Naki’s original role at the University of Cape Town was to cut the lawn. In 1954, Robert Goetz, the university’s professor of surgery, asked Naki to lend a hand in the laboratory to hold down a giraffe he was operating on. The Professor was impressed with Naki’s skills and transferred him to the lab. Goetz left Naki with Barnard when he left the University of Cape Town.
Barnard first used Naki as his anaesthetist and later as his principal surgical assistant. Barnard defied the organisational rules of hiring experienced and educated people, making a surgeon out of an uneducated villager. Barnard also defied the Apartheid laws by elevating a black man to such a high level.
I am not advocating for the willy-nilly promotion of lower level people into higher ranks, rather I am putting forward the point that their innovative ideas should see the light of the day.
An organisation that does not give all its employees a voice, treating the lower classes as village idiots, may stand to lose out on the opportunities to tap in on their innovative ideas.
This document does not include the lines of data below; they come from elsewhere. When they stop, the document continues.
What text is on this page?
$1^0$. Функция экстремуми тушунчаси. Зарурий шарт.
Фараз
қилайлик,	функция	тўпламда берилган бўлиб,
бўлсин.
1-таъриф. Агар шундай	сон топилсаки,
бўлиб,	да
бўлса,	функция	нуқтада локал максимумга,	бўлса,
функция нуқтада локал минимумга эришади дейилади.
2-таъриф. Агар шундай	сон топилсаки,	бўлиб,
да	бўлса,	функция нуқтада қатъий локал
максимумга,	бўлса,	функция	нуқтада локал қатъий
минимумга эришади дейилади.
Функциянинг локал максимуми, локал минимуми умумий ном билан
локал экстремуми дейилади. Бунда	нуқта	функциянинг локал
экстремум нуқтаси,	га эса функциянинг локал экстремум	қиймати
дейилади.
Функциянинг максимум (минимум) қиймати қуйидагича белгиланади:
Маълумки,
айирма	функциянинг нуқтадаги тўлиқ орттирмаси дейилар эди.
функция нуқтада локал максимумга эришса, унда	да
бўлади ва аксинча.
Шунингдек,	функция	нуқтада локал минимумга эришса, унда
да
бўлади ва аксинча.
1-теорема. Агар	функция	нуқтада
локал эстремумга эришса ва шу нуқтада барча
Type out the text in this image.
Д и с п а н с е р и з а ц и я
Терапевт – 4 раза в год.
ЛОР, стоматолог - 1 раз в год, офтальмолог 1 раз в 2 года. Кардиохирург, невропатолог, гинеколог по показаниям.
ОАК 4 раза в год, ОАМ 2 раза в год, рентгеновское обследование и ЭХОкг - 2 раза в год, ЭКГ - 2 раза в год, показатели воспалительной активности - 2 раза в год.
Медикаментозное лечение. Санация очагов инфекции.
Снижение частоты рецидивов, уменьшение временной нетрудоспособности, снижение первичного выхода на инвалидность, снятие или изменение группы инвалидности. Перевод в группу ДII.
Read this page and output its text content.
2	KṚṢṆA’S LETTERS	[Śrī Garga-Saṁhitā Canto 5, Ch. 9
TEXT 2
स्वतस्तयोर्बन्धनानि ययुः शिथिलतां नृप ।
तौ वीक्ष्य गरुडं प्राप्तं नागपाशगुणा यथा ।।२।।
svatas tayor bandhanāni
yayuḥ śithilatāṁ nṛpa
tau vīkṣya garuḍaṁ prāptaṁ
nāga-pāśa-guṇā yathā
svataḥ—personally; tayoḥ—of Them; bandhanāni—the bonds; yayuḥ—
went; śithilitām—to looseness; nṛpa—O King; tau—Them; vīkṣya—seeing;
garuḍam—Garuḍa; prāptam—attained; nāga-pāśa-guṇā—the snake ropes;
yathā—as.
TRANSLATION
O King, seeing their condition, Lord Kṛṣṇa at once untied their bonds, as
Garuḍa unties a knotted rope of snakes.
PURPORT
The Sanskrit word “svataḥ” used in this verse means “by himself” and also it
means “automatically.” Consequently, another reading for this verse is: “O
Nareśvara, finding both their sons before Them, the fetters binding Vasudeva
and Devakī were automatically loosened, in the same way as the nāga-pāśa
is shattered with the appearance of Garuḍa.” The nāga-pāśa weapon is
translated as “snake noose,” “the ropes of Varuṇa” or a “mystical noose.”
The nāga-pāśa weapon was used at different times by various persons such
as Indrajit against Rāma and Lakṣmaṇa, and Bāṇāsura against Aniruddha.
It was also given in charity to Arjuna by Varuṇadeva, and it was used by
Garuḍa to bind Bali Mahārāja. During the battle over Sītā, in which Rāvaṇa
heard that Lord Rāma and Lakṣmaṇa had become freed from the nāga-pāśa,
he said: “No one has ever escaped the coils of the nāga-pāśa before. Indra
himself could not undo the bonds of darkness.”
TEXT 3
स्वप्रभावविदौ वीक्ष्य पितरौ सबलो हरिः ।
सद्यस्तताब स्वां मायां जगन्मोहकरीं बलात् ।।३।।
There are many CEOs whose rise to their roles were supported by a personal assistant who was there long before them.
The personal assistants’ extended experience within the office, having supported many CEO role incumbents in the past, puts them into the “unofficial mentor” role for the new boss. Most such mentored CEO’s are known to fight for and protect their personal assistants because they recognise their value.
Some organisations open up the innovation discussions to all employees. This usually happens when the competitors are steaming ahead with better products and the organisation is beginning to feel the pinch on the bottom line. This crisis management mode is characterised by scenes of the management team meticulously studying all ideas to find ways of catching up with the competition and just get slightly ahead.
Note that the motive is to close the gap triggered by the crisis of losing their market share. Once the financial state of affairs starts to improve, the steam on the innovation initiative is relaxed, leaders heave a big sigh of relief and award themselves bonuses. Innovation is not just about catching up in times of crisis; rather it is about getting ahead of the pack.
When people innovate, they may make mistakes because they are doing what has never been done before. The next time you switch on a light bulb, just remember what was said of its inventor, Thomas Edison. Edison’s teachers said he was “too stupid to learn anything.” He was fired from his first two jobs for being non-productive. Whilst inventing the light bulb, Edison made 1,000 unsuccessful attempts.
When a journalist asked, “How did it feel to fail 1,000 times?” Edison replied, “I didn’t fail 1,000 times. The light bulb was an invention with 1,000 steps.” Few organisations out there make room for mistakes and celebrate them when evaluating the performance of their employees.
Innovation comes from trial and error, yet if your employee keeps failing, you show them the door. Who is better value to any organisation, the innovator making mistakes with a breakthrough later or the tow-the-line individual who does as it is written with no improvement? Who among these two employees creates customer value? Creating customer value entails both product and process innovation. Who then should be rewarded better?